Doch auch wenn die Ermittlerinnen und Ermittler viele Beschuldigte ausmachen konnten, sind ihnen auch einige entwischt. Führende Köpfe der Drogenbande konnten sich nach Dubai, Spanien und in die Türkei absetzen. Schon 2022 gehen die Behörden in Niedersachsen von einem Leck in den eigenen Reihen aus. Seit Oktober 2024 sitzt Staatsanwalt Yashar G. aus Hannover in Untersuchungshaft. Er soll die Bande gegen Geld mit Ermittlungsinterna versorgt haben - so wirft es ihm die Staatsanwaltschaft Osnabrück in ihrer Anklage vor. Der Staatsanwalt selbst bestreitet die Vorwürfe, teilte sein Anwalt dem NDR auf Anfrage mit.
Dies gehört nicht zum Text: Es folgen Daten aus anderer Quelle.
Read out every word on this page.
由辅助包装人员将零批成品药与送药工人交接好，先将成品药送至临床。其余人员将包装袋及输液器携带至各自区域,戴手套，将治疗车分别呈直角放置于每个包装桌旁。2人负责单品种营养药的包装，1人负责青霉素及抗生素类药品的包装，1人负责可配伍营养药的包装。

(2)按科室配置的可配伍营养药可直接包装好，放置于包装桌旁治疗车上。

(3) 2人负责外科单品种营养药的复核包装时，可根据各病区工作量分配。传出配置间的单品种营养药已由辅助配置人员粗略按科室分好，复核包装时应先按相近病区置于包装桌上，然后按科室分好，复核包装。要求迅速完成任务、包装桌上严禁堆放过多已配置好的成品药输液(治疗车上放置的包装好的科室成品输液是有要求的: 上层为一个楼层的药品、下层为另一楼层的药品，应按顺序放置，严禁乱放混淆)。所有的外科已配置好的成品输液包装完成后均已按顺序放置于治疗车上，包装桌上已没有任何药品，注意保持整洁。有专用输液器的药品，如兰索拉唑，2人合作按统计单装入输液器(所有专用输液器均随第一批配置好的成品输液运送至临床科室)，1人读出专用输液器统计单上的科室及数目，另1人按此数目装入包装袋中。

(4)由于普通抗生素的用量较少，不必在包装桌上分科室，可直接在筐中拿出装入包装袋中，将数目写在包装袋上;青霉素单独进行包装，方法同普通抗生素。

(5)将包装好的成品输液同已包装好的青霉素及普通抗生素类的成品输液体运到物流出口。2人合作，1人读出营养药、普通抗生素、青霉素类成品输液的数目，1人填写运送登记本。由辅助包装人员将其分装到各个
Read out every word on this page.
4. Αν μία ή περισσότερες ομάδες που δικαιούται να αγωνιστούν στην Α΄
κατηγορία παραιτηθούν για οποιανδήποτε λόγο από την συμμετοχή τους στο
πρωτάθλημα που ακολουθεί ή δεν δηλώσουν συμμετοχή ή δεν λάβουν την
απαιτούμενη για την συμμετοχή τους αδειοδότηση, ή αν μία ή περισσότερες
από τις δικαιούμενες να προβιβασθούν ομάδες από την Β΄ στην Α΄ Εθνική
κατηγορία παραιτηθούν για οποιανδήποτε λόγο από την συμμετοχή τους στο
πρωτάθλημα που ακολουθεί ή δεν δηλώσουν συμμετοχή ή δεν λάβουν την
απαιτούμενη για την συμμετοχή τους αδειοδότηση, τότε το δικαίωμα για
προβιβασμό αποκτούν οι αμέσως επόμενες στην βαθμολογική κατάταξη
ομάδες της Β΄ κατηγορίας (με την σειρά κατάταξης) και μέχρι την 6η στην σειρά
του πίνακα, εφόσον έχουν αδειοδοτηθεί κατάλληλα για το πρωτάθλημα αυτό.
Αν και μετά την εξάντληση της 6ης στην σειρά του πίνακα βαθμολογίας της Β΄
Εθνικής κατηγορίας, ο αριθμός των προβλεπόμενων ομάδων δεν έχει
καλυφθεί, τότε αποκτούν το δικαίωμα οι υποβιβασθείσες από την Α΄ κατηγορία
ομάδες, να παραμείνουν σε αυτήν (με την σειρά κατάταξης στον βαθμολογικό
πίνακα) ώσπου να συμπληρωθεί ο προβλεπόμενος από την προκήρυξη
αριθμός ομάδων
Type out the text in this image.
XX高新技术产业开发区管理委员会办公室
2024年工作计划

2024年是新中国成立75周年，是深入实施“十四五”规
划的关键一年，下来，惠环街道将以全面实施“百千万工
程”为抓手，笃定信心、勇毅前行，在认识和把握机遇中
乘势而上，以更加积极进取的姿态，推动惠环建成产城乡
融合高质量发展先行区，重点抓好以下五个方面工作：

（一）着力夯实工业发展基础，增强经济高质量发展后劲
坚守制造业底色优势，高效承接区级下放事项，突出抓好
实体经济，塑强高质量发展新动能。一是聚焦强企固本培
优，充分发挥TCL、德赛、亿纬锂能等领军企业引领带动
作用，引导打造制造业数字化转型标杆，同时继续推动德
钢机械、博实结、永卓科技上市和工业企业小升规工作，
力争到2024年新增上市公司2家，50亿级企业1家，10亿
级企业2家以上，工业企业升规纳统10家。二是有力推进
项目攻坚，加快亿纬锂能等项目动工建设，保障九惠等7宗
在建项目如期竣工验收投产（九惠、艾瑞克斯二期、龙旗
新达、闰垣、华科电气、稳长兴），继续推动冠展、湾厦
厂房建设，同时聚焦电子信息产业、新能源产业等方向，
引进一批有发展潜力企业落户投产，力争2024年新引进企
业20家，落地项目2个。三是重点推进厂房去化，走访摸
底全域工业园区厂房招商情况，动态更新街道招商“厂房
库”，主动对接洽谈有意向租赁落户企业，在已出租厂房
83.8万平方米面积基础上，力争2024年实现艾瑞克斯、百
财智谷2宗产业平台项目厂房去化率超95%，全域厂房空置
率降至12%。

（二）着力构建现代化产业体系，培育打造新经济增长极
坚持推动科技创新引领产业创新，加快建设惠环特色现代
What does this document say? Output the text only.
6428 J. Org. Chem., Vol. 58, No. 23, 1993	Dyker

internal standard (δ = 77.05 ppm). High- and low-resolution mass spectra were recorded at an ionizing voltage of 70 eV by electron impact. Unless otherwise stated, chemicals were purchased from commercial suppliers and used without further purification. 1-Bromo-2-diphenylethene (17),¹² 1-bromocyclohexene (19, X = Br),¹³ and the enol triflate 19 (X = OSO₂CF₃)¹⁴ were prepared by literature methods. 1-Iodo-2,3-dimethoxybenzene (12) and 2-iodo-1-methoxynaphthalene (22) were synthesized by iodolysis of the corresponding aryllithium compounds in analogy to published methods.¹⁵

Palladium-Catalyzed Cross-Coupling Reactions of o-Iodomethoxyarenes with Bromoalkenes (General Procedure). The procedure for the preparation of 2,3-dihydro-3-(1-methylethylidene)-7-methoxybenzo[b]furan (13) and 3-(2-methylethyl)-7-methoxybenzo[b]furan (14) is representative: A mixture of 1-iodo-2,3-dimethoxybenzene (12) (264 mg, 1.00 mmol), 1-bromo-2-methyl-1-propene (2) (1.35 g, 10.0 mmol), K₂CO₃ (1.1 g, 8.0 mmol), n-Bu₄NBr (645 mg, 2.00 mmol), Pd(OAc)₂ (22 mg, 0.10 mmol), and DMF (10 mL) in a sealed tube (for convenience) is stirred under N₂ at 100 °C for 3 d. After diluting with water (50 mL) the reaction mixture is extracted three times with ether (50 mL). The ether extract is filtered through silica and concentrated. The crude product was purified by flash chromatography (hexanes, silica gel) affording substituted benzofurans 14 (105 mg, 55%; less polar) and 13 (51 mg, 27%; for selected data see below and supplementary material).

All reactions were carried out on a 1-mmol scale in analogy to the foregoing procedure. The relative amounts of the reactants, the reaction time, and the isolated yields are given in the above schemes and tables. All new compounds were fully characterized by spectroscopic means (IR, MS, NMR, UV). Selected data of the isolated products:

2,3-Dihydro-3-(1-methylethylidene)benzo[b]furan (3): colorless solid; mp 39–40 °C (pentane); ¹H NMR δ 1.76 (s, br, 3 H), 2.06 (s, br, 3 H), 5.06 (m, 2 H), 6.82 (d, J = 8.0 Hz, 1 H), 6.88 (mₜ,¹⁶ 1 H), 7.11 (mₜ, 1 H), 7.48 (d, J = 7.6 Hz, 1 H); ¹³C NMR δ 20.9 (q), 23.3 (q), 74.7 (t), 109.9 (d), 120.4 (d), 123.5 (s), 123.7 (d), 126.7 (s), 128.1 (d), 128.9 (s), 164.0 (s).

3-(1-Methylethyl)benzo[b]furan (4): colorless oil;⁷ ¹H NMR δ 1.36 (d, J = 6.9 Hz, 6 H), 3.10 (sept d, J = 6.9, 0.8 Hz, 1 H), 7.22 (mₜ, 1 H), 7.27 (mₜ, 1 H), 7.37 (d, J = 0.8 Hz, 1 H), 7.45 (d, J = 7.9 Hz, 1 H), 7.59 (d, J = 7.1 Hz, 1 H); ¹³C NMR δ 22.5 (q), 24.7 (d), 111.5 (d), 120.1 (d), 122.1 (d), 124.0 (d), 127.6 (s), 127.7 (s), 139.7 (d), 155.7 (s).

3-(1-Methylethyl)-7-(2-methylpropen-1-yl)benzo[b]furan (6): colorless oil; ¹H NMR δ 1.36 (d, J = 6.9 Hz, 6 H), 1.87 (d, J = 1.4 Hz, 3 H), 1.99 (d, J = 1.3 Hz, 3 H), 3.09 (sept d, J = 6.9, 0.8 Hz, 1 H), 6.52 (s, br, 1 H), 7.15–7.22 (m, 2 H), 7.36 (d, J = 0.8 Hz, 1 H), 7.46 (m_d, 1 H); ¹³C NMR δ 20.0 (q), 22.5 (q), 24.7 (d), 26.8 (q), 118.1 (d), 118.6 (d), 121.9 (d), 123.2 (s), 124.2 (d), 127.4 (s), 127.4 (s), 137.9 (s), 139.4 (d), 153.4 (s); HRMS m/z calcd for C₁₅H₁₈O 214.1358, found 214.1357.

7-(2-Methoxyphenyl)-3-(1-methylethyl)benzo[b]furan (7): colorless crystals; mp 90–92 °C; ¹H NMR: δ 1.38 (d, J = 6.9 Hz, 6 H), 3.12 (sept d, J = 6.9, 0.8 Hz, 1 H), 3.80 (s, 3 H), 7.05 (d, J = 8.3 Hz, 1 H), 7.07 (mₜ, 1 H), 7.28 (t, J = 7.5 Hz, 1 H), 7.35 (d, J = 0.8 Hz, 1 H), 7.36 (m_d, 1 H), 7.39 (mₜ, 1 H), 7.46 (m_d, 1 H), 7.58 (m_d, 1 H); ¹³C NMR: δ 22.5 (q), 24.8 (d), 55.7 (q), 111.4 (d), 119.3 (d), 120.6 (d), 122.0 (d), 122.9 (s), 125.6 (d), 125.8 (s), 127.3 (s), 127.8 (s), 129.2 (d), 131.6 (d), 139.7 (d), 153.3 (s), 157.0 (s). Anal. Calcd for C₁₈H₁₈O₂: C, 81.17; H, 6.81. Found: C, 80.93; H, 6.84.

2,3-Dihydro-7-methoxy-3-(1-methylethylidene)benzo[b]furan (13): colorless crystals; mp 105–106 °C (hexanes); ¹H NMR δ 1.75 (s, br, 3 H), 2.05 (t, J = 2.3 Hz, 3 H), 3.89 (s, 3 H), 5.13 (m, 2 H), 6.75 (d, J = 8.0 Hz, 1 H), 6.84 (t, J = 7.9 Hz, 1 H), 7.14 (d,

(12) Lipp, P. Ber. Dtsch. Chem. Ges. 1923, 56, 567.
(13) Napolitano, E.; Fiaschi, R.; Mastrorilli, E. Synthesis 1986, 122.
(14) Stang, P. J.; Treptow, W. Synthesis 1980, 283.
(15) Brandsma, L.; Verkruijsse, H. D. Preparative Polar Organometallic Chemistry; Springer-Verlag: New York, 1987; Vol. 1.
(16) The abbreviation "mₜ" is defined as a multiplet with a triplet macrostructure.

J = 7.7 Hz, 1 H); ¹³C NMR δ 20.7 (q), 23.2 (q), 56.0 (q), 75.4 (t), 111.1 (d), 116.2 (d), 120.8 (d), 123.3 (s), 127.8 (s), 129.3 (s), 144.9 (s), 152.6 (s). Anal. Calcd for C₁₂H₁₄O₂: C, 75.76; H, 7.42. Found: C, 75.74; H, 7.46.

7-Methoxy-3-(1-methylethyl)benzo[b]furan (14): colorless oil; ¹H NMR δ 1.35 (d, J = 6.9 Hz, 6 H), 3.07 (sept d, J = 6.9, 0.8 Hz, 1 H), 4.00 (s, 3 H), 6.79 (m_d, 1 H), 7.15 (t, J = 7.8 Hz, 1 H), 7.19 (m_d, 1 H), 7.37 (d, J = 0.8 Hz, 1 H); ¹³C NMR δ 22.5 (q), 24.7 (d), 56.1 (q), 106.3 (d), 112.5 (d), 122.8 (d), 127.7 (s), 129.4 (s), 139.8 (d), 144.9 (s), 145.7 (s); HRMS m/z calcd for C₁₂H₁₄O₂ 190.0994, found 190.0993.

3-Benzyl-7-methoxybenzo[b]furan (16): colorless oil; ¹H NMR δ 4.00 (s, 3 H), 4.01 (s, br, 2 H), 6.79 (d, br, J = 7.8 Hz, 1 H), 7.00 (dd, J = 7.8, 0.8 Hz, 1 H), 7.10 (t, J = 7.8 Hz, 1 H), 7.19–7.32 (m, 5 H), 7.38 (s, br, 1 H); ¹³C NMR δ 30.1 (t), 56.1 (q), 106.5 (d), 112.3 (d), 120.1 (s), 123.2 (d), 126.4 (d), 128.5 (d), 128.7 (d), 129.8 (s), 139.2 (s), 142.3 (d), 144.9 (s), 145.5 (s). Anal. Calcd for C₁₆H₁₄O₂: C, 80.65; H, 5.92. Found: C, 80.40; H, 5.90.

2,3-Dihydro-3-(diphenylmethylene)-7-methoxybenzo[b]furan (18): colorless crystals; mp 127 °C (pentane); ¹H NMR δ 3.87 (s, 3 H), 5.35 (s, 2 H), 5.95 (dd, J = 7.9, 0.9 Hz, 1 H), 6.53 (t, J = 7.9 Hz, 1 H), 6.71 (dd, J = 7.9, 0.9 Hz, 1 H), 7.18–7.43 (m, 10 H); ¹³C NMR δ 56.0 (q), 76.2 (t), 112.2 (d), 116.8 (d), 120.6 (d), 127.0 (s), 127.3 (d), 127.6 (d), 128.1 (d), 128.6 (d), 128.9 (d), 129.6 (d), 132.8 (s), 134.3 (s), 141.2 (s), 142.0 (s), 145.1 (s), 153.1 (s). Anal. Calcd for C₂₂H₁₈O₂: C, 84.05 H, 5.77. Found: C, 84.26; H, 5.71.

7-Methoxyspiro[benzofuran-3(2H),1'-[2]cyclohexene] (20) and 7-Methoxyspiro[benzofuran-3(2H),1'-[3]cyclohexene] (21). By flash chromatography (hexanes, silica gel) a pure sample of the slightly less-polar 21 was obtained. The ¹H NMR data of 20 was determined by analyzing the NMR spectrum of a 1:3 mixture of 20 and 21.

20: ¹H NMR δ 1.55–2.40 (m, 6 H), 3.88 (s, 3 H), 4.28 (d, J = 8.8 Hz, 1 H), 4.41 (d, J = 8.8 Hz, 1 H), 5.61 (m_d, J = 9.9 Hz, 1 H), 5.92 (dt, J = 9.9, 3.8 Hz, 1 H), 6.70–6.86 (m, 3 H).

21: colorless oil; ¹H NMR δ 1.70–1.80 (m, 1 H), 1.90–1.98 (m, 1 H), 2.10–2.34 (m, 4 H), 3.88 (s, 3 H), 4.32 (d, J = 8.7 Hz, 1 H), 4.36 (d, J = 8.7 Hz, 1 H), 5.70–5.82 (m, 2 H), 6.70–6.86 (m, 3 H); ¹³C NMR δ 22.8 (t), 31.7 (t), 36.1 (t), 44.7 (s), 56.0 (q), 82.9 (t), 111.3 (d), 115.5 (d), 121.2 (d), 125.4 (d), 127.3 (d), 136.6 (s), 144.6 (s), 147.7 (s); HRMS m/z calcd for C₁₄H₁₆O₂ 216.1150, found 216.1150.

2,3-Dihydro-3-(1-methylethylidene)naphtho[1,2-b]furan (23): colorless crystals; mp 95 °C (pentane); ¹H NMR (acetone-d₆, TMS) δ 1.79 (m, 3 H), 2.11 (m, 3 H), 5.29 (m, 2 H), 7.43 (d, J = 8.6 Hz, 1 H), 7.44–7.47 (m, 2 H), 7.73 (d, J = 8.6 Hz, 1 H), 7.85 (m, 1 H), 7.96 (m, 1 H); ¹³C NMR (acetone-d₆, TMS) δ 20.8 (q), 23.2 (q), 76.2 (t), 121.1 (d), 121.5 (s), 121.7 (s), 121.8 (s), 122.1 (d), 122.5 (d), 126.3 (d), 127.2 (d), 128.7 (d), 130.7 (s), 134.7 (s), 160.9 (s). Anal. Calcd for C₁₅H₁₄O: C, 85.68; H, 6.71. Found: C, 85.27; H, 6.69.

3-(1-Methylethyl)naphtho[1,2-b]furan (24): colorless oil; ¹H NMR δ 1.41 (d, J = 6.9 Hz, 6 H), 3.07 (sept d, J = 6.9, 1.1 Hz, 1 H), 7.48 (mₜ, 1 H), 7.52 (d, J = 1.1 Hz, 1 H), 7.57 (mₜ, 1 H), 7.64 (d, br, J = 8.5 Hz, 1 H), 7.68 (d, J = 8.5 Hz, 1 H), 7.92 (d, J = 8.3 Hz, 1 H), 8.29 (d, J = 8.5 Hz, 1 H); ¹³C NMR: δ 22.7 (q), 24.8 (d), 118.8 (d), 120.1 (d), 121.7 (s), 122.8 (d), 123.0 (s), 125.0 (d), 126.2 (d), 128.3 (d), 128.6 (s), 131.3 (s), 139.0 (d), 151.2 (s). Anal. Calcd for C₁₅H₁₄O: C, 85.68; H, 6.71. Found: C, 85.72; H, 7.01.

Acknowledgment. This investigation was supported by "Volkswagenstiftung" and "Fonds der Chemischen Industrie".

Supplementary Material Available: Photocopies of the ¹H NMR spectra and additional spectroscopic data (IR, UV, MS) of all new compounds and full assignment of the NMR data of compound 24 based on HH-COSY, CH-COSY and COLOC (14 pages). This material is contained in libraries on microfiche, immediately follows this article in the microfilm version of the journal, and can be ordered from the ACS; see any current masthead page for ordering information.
Kokain weiter in rauen Mengen verfügbar

Ein Schatten, der über dem Ermittlungserfolg liegt. Und Kokain gibt es weiterhin auf dem Schwarzmarkt. "Die 16 Tonnen klingen zwar sehr viel, sind aber letztlich dann doch eher ein Tropfen auf den heißen Stein", sagt Jörn Memenga vom Bund deutscher Kriminalbeamter. Offen ist außerdem, ob die Bande weiter aktiv ist. Immerhin wurden die Köpfe bisher nicht gefasst. Daniel Brombacher hält ein Agieren aus dem Ausland zumindest für möglich. Einen großen finanziellen Anreiz haben sie jedenfalls. Für die Einfuhr der 16 Tonnen musste die Bande nämlich in Vorkasse gehen und sich dafür Geld leihen: "Die Personen, die sich absetzen konnten, haben natürlich ein Problem: Die Ware ist weg, aber die Schulden bleiben."